Assamualaikum. Saat aku membuka pintu, terlihat di atas kotak kaca persegi empat itu, bayi laki laki yang diselimuti kain. Panjangnya 52 centimeter, beratnya 3.3 kg.

Senyum merekah dari kedua bibir istriku yang terbaring lemas di ranjang. Tangannya masih ada impus. Mataku tertuju wajah bayi yang ada di dalam kotak kaca yang diterangi dua lampu warna kuning. Lampu itu untuk memanaskan suhu agar bayi tak kedinginan. Tanpa basa basi- aku langsung mengendong anakku untuk pertama kalinya. Akupun langsung mengazankan di telingga bagian kanan.

Ya, satu jam paska kelahirannya aku baru datang. Dari keterangan tante Sri, Maryani melahirkan dengan mudah. Tak ditemukan kesulitan yang berarti. Selama dia hamil, lebih tiga kali dia khatam membaca Quran. Beberapa jam sebelum melahirkan Maryani tamat membaca Quran.

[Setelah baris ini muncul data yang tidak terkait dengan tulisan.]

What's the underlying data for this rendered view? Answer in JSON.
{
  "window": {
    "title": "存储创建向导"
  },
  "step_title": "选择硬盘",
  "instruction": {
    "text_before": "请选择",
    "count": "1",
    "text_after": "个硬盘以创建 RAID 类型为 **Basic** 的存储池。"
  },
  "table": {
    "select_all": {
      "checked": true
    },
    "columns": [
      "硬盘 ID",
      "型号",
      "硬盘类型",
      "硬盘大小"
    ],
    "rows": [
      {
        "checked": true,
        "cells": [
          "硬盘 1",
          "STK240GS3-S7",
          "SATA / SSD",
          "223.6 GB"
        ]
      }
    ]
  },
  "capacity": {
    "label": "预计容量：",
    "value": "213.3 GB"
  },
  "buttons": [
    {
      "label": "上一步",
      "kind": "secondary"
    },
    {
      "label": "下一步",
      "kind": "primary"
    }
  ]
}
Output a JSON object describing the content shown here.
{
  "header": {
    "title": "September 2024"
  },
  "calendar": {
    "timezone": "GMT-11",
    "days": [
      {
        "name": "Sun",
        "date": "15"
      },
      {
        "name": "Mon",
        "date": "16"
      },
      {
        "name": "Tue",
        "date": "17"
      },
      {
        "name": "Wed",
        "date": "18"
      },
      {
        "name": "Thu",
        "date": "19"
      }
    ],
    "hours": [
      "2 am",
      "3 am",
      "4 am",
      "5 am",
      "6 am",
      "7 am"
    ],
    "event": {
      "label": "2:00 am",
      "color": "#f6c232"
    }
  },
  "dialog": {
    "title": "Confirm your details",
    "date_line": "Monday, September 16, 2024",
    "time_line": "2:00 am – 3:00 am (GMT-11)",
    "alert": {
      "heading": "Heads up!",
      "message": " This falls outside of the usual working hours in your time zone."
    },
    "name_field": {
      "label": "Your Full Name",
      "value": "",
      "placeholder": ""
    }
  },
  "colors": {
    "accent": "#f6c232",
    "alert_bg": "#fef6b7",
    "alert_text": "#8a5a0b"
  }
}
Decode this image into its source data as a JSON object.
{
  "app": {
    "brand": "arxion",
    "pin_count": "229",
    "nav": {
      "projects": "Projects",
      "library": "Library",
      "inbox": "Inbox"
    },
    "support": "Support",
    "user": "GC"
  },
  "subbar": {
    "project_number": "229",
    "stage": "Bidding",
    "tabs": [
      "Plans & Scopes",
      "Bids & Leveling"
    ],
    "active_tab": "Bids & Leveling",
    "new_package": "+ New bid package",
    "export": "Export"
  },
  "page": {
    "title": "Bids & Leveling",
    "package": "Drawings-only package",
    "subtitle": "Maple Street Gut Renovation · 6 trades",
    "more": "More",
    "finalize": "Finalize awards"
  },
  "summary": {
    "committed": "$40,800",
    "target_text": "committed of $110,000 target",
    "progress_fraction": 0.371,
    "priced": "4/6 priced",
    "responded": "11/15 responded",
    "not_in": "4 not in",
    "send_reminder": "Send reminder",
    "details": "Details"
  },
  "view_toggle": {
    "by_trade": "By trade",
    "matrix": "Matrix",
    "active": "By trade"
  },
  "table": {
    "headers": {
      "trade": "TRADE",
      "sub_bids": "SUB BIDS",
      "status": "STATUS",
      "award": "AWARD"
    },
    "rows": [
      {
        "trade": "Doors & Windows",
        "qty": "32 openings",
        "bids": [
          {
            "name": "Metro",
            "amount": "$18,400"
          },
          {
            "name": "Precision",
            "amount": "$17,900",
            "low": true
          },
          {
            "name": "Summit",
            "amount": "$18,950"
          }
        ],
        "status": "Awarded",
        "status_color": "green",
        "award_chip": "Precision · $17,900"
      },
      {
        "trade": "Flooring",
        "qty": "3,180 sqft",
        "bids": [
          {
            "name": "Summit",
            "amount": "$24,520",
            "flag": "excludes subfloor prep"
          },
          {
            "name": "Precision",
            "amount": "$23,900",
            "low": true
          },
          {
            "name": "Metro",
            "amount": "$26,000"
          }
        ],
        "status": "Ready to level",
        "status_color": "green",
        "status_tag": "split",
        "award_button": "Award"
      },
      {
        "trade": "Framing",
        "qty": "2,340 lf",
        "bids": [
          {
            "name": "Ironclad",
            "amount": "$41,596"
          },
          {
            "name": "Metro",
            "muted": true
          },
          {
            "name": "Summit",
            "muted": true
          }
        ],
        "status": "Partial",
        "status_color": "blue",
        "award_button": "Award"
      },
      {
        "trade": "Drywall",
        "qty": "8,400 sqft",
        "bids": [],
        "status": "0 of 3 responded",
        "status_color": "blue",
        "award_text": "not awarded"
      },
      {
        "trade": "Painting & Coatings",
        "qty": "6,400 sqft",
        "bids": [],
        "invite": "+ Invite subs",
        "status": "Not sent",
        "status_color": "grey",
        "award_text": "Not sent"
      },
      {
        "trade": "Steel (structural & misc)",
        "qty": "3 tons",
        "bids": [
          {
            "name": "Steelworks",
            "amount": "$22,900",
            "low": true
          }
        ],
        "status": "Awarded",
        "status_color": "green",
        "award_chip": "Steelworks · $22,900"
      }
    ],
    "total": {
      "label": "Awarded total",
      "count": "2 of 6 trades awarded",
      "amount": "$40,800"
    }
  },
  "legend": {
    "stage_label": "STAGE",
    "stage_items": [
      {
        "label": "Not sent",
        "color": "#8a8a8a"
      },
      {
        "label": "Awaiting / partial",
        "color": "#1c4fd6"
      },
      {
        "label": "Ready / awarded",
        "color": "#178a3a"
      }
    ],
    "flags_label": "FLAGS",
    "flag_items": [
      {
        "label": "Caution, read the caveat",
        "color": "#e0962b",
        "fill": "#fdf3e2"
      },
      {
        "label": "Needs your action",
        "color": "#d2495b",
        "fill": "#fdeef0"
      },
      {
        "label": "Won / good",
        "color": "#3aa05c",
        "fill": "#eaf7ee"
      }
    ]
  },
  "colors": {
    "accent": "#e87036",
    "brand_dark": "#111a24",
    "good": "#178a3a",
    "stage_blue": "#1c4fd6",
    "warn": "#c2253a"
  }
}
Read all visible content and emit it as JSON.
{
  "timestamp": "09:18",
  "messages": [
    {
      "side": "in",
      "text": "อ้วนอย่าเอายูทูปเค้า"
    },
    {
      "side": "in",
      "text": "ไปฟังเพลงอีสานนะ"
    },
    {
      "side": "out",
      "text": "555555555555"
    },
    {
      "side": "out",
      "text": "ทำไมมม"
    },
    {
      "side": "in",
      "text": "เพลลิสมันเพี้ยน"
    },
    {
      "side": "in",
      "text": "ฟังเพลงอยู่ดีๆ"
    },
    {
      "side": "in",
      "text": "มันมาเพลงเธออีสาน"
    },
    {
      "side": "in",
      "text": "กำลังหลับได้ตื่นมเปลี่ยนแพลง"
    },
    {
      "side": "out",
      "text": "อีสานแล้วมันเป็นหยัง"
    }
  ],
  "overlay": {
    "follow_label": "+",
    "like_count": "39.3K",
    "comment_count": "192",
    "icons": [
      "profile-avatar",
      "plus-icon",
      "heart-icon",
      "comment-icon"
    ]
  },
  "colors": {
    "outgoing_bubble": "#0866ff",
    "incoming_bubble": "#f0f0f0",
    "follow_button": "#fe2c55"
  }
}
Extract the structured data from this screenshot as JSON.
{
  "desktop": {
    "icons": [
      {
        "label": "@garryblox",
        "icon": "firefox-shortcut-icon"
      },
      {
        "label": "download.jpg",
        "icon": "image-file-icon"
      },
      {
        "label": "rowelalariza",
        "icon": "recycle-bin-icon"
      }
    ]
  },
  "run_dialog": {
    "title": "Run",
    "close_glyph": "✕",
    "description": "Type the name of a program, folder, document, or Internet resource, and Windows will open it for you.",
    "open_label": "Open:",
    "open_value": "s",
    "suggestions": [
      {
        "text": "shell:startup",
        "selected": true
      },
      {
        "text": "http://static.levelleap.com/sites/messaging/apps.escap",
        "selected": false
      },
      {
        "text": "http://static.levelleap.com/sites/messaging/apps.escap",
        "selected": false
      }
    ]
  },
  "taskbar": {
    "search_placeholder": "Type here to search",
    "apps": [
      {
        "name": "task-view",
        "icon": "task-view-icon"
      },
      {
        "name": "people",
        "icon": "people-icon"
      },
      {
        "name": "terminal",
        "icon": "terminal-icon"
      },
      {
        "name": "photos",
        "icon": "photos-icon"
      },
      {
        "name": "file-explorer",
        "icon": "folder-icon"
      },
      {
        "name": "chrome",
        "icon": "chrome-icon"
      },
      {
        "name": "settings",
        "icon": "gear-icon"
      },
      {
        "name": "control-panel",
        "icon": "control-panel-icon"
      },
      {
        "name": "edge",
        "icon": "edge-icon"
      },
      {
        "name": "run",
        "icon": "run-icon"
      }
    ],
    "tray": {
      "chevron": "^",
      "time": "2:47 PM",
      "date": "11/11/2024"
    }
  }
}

Sehari sebelum melahirkan, dia masih menyempatkan kuliah di STAI Tanjungpinang. Hampir tiga minggu kelahirannya, Qutni mulai berkembang. Berat badannya sudah naik. Mudah mudahan kamu jadi mutiara ayah dan ibu mu nak. Kau jadi harapan kami di masa yang akan datang. AMIN ya Allah. (robby patria)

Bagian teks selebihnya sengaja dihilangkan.